MoMA Acquires Pacifico Silano’s ‘Cherry Lips’

Cherry Lips, 2015, archival pigment print, 32″ x 40″.

Artist and FIT staff member Pacifico Silano re-photographs images from gay magazines of the 1970s and ’80s, and then assembles his photos into new, semi-abstract tableaux. One series includes a cloudy blue sky, a cowboy hat resting on a tree branch, and a naked man half obscured by an image of a lakeshore. Somehow, you can sense something sexual going on, just out of sight. The original photographs, many culled from former Whitney Museum curator Richard Marshall’s gay pornography collection at New York University’s Fales Library, were far more risqué when they appeared in publications like Blueboy and Honcho. In Silano’s rendering, bodies are missing or truncated, and their absence evokes an emotion he dubs “queer melancholy.” Reviewing his work in The New Yorker, critic Vince Aletti wrote, “Nearly every collaged image is torn and fragmentary, as if recovered from a past that’s still too painful to look at head on.” In November, the Museum of Modern Art acquired Silano’s image Cherry Lips for its permanent collection.
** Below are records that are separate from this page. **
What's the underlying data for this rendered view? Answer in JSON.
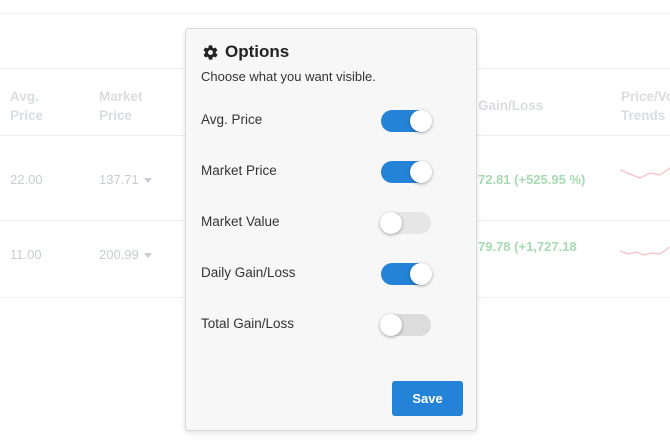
{
  "table": {
    "headers": [
      {
        "key": "avg_price",
        "label": "Avg.\nPrice"
      },
      {
        "key": "market_price",
        "label": "Market\nPrice"
      },
      {
        "key": "total_gain",
        "label": "Gain/Loss"
      },
      {
        "key": "price_trends",
        "label": "Price/Vo\nTrends"
      }
    ],
    "rows": [
      {
        "avg_price": "22.00",
        "market_price": "137.71",
        "gain": "72.81 (+525.95 %)"
      },
      {
        "avg_price": "11.00",
        "market_price": "200.99",
        "gain": "79.78 (+1,727.18"
      }
    ]
  },
  "modal": {
    "icon": "gear-icon",
    "title": "Options",
    "subtitle": "Choose what you want visible.",
    "options": [
      {
        "label": "Avg. Price",
        "enabled": true
      },
      {
        "label": "Market Price",
        "enabled": true
      },
      {
        "label": "Market Value",
        "enabled": false
      },
      {
        "label": "Daily Gain/Loss",
        "enabled": true
      },
      {
        "label": "Total Gain/Loss",
        "enabled": false
      }
    ],
    "save_label": "Save"
  },
  "colors": {
    "accent": "#2483d6",
    "toggle_off": "#dcdcdc",
    "gain_green": "#a6dbb0"
  }
}
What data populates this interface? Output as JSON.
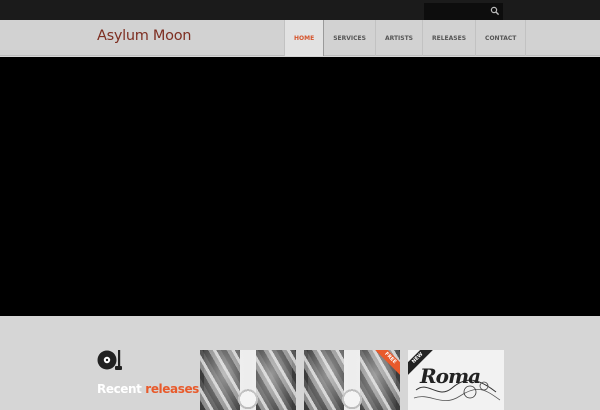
{
  "topbar": {
    "search": {
      "value": "",
      "placeholder": "",
      "icon": "search-icon"
    }
  },
  "header": {
    "logo": "Asylum Moon",
    "nav": [
      {
        "label": "HOME",
        "active": true
      },
      {
        "label": "SERVICES",
        "active": false
      },
      {
        "label": "ARTISTS",
        "active": false
      },
      {
        "label": "RELEASES",
        "active": false
      },
      {
        "label": "CONTACT",
        "active": false
      }
    ]
  },
  "hero": {
    "color": "#000000"
  },
  "releases": {
    "icon": "vinyl-record-icon",
    "title_word1": "Recent",
    "title_word2": "releases.",
    "items": [
      {
        "ribbon": ""
      },
      {
        "ribbon": "FREE"
      },
      {
        "ribbon": "NEW",
        "art_text": "Roma"
      }
    ]
  },
  "colors": {
    "accent": "#e85a2b",
    "logo": "#7e2f22",
    "topbar": "#1b1b1b",
    "header": "#d2d2d2"
  }
}
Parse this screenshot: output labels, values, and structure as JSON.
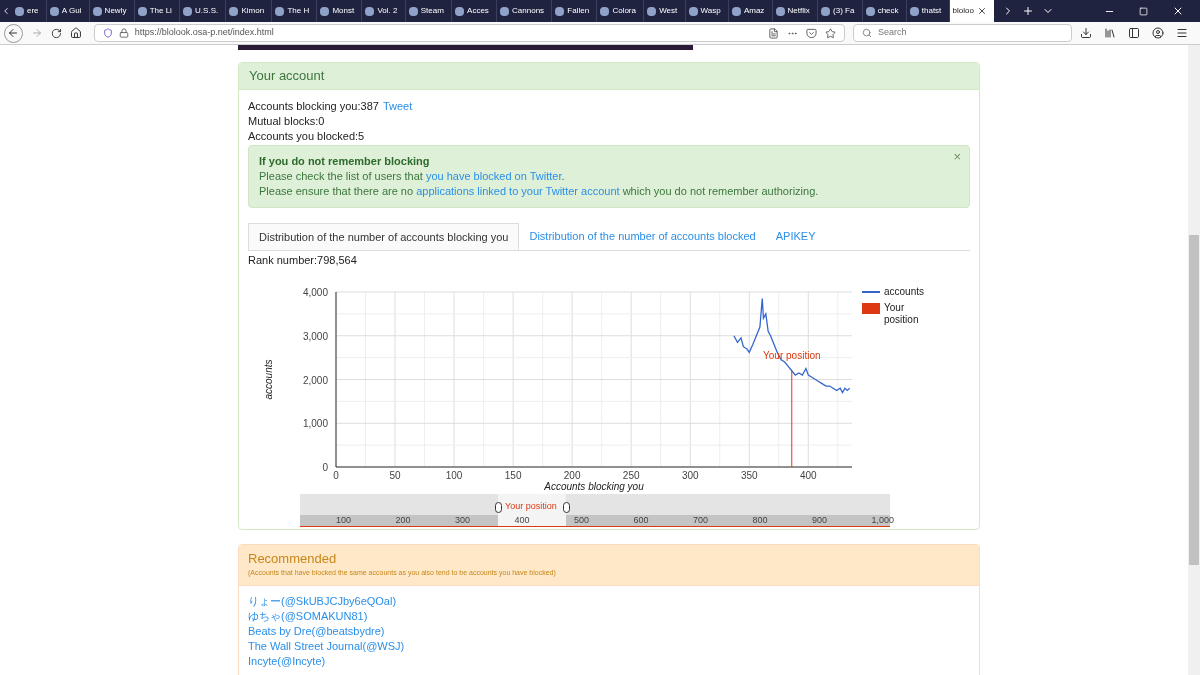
{
  "browser": {
    "tabs": [
      {
        "title": "ere",
        "selected": false
      },
      {
        "title": "A Gui",
        "selected": false
      },
      {
        "title": "Newly",
        "selected": false
      },
      {
        "title": "The Li",
        "selected": false
      },
      {
        "title": "U.S.S.",
        "selected": false
      },
      {
        "title": "Kimon",
        "selected": false
      },
      {
        "title": "The H",
        "selected": false
      },
      {
        "title": "Monst",
        "selected": false
      },
      {
        "title": "Vol. 2",
        "selected": false
      },
      {
        "title": "Steam",
        "selected": false
      },
      {
        "title": "Acces",
        "selected": false
      },
      {
        "title": "Cannons",
        "selected": false
      },
      {
        "title": "Fallen",
        "selected": false
      },
      {
        "title": "Colora",
        "selected": false
      },
      {
        "title": "West",
        "selected": false
      },
      {
        "title": "Wasp",
        "selected": false
      },
      {
        "title": "Amaz",
        "selected": false
      },
      {
        "title": "Netflix",
        "selected": false
      },
      {
        "title": "(3) Fa",
        "selected": false
      },
      {
        "title": "check",
        "selected": false
      },
      {
        "title": "thatst",
        "selected": false
      },
      {
        "title": "bloloo",
        "selected": true
      }
    ],
    "url": "https://blolook.osa-p.net/index.html",
    "search_placeholder": "Search"
  },
  "account_panel": {
    "title": "Your account",
    "stats": [
      {
        "label": "Accounts blocking you:387",
        "link": "Tweet"
      },
      {
        "label": "Mutual blocks:0"
      },
      {
        "label": "Accounts you blocked:5"
      }
    ],
    "alert": {
      "title": "If you do not remember blocking",
      "close": "×",
      "lines": [
        [
          "Please check the list of users that ",
          "you have blocked on Twitter",
          "."
        ],
        [
          "Please ensure that there are no ",
          "applications linked to your Twitter account",
          " which you do not remember authorizing."
        ]
      ]
    },
    "tabs": [
      {
        "label": "Distribution of the number of accounts blocking you",
        "selected": true
      },
      {
        "label": "Distribution of the number of accounts blocked",
        "selected": false
      },
      {
        "label": "APIKEY",
        "selected": false
      }
    ],
    "rank": "Rank number:798,564",
    "chart_legend": [
      {
        "label": "Your position",
        "kind": "swatch"
      }
    ],
    "chart_data": {
      "type": "line",
      "grid": true,
      "xlabel": "Accounts blocking you",
      "ylabel": "accounts",
      "xlim": [
        0,
        437
      ],
      "ylim": [
        0,
        4000
      ],
      "xticks": [
        0,
        50,
        100,
        150,
        200,
        250,
        300,
        350,
        400
      ],
      "yticks": [
        {
          "value": 0,
          "label": "0"
        },
        {
          "value": 1000,
          "label": "1,000"
        },
        {
          "value": 2000,
          "label": "2,000"
        },
        {
          "value": 3000,
          "label": "3,000"
        },
        {
          "value": 4000,
          "label": "4,000"
        }
      ],
      "x": [
        337,
        340,
        343,
        345,
        348,
        350,
        353,
        356,
        359,
        361,
        362,
        364,
        366,
        368,
        371,
        374,
        377,
        380,
        383,
        386,
        389,
        392,
        395,
        398,
        400,
        403,
        406,
        409,
        412,
        415,
        418,
        421,
        424,
        427,
        429,
        431,
        433,
        435
      ],
      "series": [
        {
          "name": "accounts",
          "color": "#3366cc",
          "values": [
            3000,
            2850,
            2950,
            2750,
            2700,
            2620,
            2800,
            3000,
            3200,
            3850,
            3400,
            3500,
            3100,
            3000,
            2800,
            2600,
            2450,
            2400,
            2300,
            2200,
            2100,
            2150,
            2100,
            2250,
            2100,
            2050,
            2000,
            1950,
            1900,
            1850,
            1850,
            1800,
            1750,
            1800,
            1700,
            1800,
            1750,
            1800
          ]
        }
      ],
      "annotations": [
        {
          "x": 386,
          "y": 2200,
          "text": "Your position"
        }
      ]
    },
    "navigator": {
      "labels": [
        "100",
        "200",
        "300",
        "400",
        "500",
        "600",
        "700",
        "800",
        "900",
        "1,000"
      ],
      "marker": "Your position"
    }
  },
  "recommended": {
    "title": "Recommended",
    "subtitle": "(Accounts that have blocked the same accounts as you also tend to be accounts you have blocked)",
    "accounts": [
      "りょー(@SkUBJCJby6eQOal)",
      "ゆちゃ(@SOMAKUN81)",
      "Beats by Dre(@beatsbydre)",
      "The Wall Street Journal(@WSJ)",
      "Incyte(@Incyte)"
    ]
  }
}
The absence referred to in Silano’s work addresses one in his life: His uncle died of AIDS in 1989, and the family never discussed this loss, or the fact that he was gay. In a blog post for Time magazine, Silano explained the inspiration: “I figured if I could know [my uncle], I might have a better sense of myself.” Occasionally, the artist takes a break from this theme. “It’s kind of heavy,” he acknowledges. One series decontextualizes found images of heartthrob John F. Kennedy Jr.
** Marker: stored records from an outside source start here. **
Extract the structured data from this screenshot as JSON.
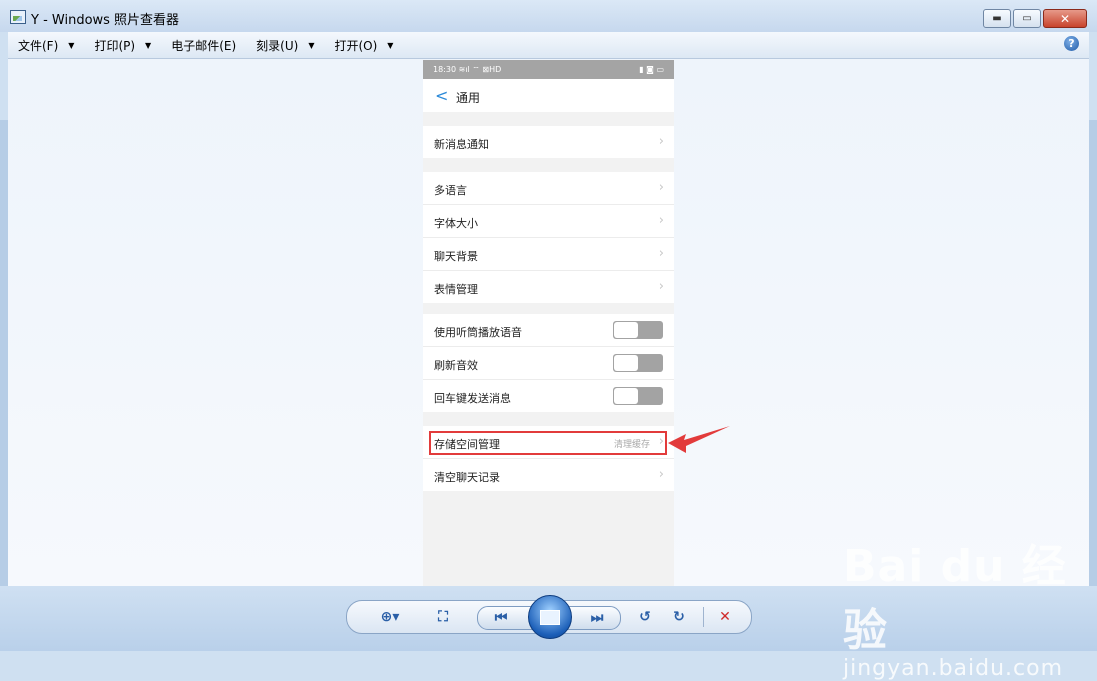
{
  "window": {
    "title": "Y - Windows 照片查看器",
    "controls": {
      "minimize": "▬",
      "maximize": "▭",
      "close": "✕"
    }
  },
  "menubar": {
    "items": [
      {
        "label": "文件(F)",
        "has_dropdown": true
      },
      {
        "label": "打印(P)",
        "has_dropdown": true
      },
      {
        "label": "电子邮件(E)",
        "has_dropdown": false
      },
      {
        "label": "刻录(U)",
        "has_dropdown": true
      },
      {
        "label": "打开(O)",
        "has_dropdown": true
      }
    ],
    "help": "?"
  },
  "phone": {
    "status_time": "18:30",
    "status_left_icons": "≋ıl ⌔ ⊠HD",
    "status_right_icons": "▮ ◙ ▭",
    "header_title": "通用",
    "groups": [
      {
        "rows": [
          {
            "label": "新消息通知",
            "type": "chevron"
          }
        ]
      },
      {
        "rows": [
          {
            "label": "多语言",
            "type": "chevron"
          },
          {
            "label": "字体大小",
            "type": "chevron"
          },
          {
            "label": "聊天背景",
            "type": "chevron"
          },
          {
            "label": "表情管理",
            "type": "chevron"
          }
        ]
      },
      {
        "rows": [
          {
            "label": "使用听筒播放语音",
            "type": "toggle",
            "on": false
          },
          {
            "label": "刷新音效",
            "type": "toggle",
            "on": false
          },
          {
            "label": "回车键发送消息",
            "type": "toggle",
            "on": false
          }
        ]
      },
      {
        "rows": [
          {
            "label": "存储空间管理",
            "type": "chevron",
            "value": "清理缓存"
          },
          {
            "label": "清空聊天记录",
            "type": "chevron"
          }
        ]
      }
    ],
    "chevron_glyph": "›",
    "back_glyph": "<"
  },
  "annotation": {
    "highlight_color": "#e23b3b"
  },
  "toolbar": {
    "zoom_icon": "⊕▾",
    "actual_size_icon": "⛶",
    "prev_icon": "⏮",
    "next_icon": "⏭",
    "rotate_left_icon": "↺",
    "rotate_right_icon": "↻",
    "delete_icon": "✕"
  },
  "watermark": {
    "logo": "Bai du 经验",
    "url": "jingyan.baidu.com"
  }
}
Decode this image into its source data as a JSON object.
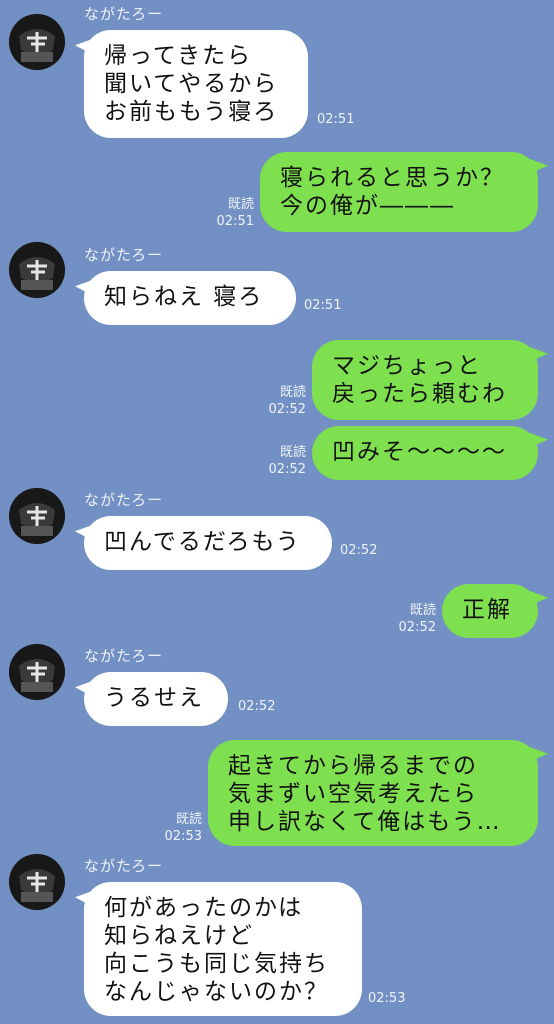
{
  "messages": [
    {
      "dir": "in",
      "sender": "ながたろー",
      "text": "帰ってきたら\n聞いてやるから\nお前ももう寝ろ",
      "time": "02:51"
    },
    {
      "dir": "out",
      "read": "既読",
      "text": "寝られると思うか？\n今の俺が―――",
      "time": "02:51"
    },
    {
      "dir": "in",
      "sender": "ながたろー",
      "text": "知らねえ 寝ろ",
      "time": "02:51"
    },
    {
      "dir": "out",
      "read": "既読",
      "text": "マジちょっと\n戻ったら頼むわ",
      "time": "02:52"
    },
    {
      "dir": "out",
      "read": "既読",
      "text": "凹みそ〜〜〜〜",
      "time": "02:52"
    },
    {
      "dir": "in",
      "sender": "ながたろー",
      "text": "凹んでるだろもう",
      "time": "02:52"
    },
    {
      "dir": "out",
      "read": "既読",
      "text": "正解",
      "time": "02:52"
    },
    {
      "dir": "in",
      "sender": "ながたろー",
      "text": "うるせえ",
      "time": "02:52"
    },
    {
      "dir": "out",
      "read": "既読",
      "text": "起きてから帰るまでの\n気まずい空気考えたら\n申し訳なくて俺はもう…",
      "time": "02:53"
    },
    {
      "dir": "in",
      "sender": "ながたろー",
      "text": "何があったのかは\n知らねえけど\n向こうも同じ気持ち\nなんじゃないのか？",
      "time": "02:53"
    }
  ]
}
Silano has exhibited internationally, with shows in London and Moscow as well as stateside at the Bronx Museum and the NADA art fair in Miami. He’s won prestigious art fellowships, and outlets including The New York Times, Hyperallergic, and Artforum have covered his work. Meanwhile, he still has a day job as a technician in FIT’s Photography Department. He’s happy in this environment, he says: “I’m surrounded by artists.” And it keeps him humble: “Yes, my work just got collected by MoMA, but I still have to go fix an enlarger or mop up a spill.” The students also benefit from the proximity to a working artist. In 2020, he’ll be featured in a group show at the Andy Warhol Museum in Pittsburgh.